The Santiam Canyon in Marion County was one of areas hit hardest during the 2020 wildfire season. 

There in the town of Detroit, Michele Tesdal and her family are still living in a fifth wheel on their mountainside property after flames leveled their home.

"Right now we're trying to go for bids for all the parts of building a house," Tesdal said. "We're having trouble with getting bids."

The skyrocketing price of building materials has made it tough for many to rebuild after the fires. 

"We have about 50% of our insurance covering our rebuild so we'll have to go for a construction loan. So we have to be diligent about getting bids," Tesdal said.

RELATED: Some Oregon wildfire survivors rebuilding homes

Right now, lumber costs three times what it did during the pandemic. The cost of metal, dry well and appliances have gone up as well, according to Josh Lehner, an economist with the state of Oregon. 

"They're talking about 25-30% increases in the overall cost of construction if you're building today," Lehner said. 

"Incomes are up, demand for housing is through the roof," he added. "And so when you have this shutdown on the supply side of the construction industry, even just for a couple months where the demand, it put is behind the eight ball."

That means shortages and lack of availability for building materials. 
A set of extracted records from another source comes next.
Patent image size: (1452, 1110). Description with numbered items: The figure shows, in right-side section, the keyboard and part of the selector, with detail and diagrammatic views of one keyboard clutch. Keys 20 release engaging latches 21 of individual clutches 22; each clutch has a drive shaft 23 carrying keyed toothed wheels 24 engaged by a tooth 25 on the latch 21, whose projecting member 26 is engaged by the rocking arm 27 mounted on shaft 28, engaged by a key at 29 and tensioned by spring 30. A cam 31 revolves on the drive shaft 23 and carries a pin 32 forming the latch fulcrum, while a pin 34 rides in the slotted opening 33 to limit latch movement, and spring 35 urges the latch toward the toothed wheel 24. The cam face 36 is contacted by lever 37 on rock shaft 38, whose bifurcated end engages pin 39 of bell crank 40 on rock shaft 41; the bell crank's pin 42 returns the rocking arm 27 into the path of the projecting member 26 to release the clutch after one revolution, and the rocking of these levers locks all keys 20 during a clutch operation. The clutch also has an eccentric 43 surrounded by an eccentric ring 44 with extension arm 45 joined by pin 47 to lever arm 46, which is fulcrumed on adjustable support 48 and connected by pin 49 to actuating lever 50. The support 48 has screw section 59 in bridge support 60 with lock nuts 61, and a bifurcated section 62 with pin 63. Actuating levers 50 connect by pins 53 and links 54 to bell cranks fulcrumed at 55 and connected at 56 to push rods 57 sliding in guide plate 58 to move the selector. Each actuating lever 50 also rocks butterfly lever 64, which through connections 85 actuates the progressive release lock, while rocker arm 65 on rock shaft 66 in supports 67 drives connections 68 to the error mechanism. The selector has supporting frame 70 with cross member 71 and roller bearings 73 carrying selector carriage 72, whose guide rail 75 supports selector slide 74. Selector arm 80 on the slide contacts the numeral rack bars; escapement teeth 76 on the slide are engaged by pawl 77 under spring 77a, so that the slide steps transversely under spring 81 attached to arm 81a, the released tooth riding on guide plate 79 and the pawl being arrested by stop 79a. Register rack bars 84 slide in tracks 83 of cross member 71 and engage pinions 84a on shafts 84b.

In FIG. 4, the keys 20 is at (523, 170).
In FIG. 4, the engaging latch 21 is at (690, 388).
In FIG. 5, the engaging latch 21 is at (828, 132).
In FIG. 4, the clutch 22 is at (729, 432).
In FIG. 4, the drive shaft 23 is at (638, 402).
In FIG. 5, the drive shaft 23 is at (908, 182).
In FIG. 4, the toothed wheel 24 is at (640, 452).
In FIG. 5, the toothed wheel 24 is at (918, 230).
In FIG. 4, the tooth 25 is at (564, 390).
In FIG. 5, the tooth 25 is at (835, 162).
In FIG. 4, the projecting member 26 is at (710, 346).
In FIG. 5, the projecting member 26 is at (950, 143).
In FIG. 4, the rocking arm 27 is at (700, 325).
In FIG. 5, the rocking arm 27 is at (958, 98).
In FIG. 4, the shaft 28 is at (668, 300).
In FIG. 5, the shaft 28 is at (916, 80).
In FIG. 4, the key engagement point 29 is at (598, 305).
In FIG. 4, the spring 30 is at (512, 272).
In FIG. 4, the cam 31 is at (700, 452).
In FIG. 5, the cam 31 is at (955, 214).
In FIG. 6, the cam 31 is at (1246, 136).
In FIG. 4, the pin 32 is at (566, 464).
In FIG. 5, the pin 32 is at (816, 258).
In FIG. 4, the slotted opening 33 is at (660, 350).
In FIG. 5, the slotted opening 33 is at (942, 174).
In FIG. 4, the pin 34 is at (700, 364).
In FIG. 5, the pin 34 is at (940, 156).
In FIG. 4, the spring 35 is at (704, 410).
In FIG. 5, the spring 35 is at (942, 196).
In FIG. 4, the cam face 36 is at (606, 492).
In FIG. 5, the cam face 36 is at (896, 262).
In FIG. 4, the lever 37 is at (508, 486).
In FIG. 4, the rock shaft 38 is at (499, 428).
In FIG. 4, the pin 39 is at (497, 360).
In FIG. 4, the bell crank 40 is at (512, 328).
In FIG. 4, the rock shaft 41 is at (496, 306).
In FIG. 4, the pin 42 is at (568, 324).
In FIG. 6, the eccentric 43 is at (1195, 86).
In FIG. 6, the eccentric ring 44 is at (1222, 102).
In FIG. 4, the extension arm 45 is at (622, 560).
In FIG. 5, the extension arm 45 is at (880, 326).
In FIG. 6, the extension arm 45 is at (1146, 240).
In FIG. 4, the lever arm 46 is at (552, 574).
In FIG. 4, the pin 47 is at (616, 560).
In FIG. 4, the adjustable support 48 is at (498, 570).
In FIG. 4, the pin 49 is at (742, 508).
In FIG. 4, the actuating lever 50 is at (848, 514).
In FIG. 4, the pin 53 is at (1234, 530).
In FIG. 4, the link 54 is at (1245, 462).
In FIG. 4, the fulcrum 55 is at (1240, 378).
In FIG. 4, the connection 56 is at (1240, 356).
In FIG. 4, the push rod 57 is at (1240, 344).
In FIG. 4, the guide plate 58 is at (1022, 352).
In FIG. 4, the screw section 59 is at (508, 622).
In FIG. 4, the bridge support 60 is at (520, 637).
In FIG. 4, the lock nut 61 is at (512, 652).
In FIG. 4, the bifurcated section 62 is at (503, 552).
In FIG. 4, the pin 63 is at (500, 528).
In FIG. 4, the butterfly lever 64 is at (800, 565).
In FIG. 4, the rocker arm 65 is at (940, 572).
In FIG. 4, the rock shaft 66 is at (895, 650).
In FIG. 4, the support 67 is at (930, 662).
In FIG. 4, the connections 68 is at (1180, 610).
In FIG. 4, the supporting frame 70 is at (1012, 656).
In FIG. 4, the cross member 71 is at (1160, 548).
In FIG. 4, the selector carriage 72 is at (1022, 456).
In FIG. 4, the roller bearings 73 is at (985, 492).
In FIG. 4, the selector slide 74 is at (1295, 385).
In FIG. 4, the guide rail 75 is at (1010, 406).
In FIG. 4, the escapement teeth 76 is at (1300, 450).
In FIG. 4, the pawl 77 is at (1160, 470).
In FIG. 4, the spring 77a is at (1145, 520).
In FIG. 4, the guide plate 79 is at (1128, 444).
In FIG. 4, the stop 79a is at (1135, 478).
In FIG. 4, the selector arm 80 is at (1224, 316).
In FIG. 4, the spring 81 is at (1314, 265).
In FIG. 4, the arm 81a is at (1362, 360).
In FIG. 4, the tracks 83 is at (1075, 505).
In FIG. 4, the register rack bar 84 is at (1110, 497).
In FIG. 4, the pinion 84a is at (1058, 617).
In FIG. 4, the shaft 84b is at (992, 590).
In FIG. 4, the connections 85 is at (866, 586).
Lehner said with the higher prices and with lumber mills ramping up production again, the demand is expected to cool down, but it's taking longer than most people, including fire victims like Michele Tesdal, had hoped. 

RELATED: Supply, demand and COVID-19: The price of lumber has nearly quadrupled in the last year

"We're just going to keep on going and try to put the foundation in at least," she said. 

Tesdal said even though times are stressful, she's doing her best to stay optimistic. 

"You back up and say, what's the worst that's happened to us? Well we didn't die in the fire and we're out here living on the mountain and that's good."